Câmbio fecha a quinta em alta, refletindo fluxos de saída e receios fiscais
▲ Taxa de câmbio (USDBRL): R$ 6,013 (+0,9%)
▲ Dollar Index (DXY): 106,9 pontos (+0,2%)
O mercado de divisas repercutiu um ambiente de pessimismo de investidores em relação à política fiscal brasileira e o desmonte de posições no mercado de juros após o Comitê de Política Monetária (Copom) indicar um rígido ciclo de aperto monetário.
Variações | No dia: +0,90% | Na semana: -1,05% | No mês: +0,19% | No ano: +23,93% | Em 12 meses: +21,03% |
Copom mais firme O dólar negociado no mercado interbancário começou o dia em forte tendência de queda, caindo até uma mínima intradiária de R$ 5,8670 (-1,5%), porém logo começou a apagar suas perdas e escalou até uma máxima de R$ 6,0489 (+1,5%) antes de recuar a R$ 6,013. O movimento inicial foi impulsionado pela decisão mais firme do Comitê de Política Monetária, que optou de forma unânime por elevar a taxa básica de juros (Selic) para 12,25% a.a.

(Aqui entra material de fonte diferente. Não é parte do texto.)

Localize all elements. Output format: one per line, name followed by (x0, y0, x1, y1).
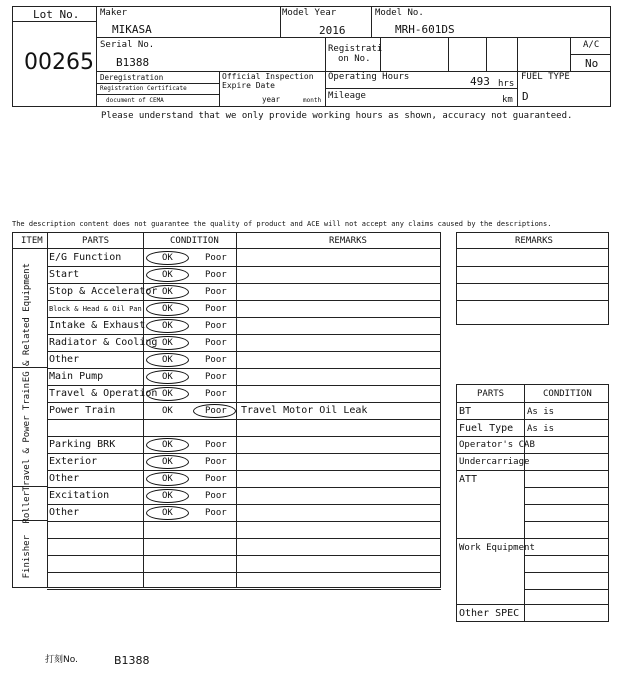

Além do aumento de 1 ponto percentual na decisão de ontem, o Comitê indicou mais duas elevações de mesma magnitude nas próximas reuniões. Em seu comunicado, o Copom explica que a realização de apertos sequenciais e mais intensos de juros se justificam pela piora do cenário futuro de inflação, que está menos incerto e mais adverso do que nas última reuniões. Com isso, elevou-se as expectativas de rentabilidade de títulos domésticos e se favoreceu a entrada de investimentos estrangeiros, contribuindo para a valorização do real.
Reversão da queda inicial O movimento de forte alta que se seguiu não possui explicação clara. Uma das possibilidades é que investidores antecipavam a chances de uma alta mais rígida para a taxa Selic, porém não aguardavam por uma sinalização mais firme para as próximas duas decisões, o que levou investidores estrangeiros a desfazerem posições aplicadas em juros, ou seja, de apostas na queda das taxas ao longo da curva, elevando a demanda por dólares. Além disso, a queda brusca da taxa de câmbio pode ter estimulado a demanda por dólares de agentes que precisarão da divisa em breve. Adicionalmente, alguns analistas mencionam o pessimismo dos investidores em relação à possibilidade de equilíbrio das contas públicas em meio a dificuldades de avançar medidas do pacotes fiscal no Congresso.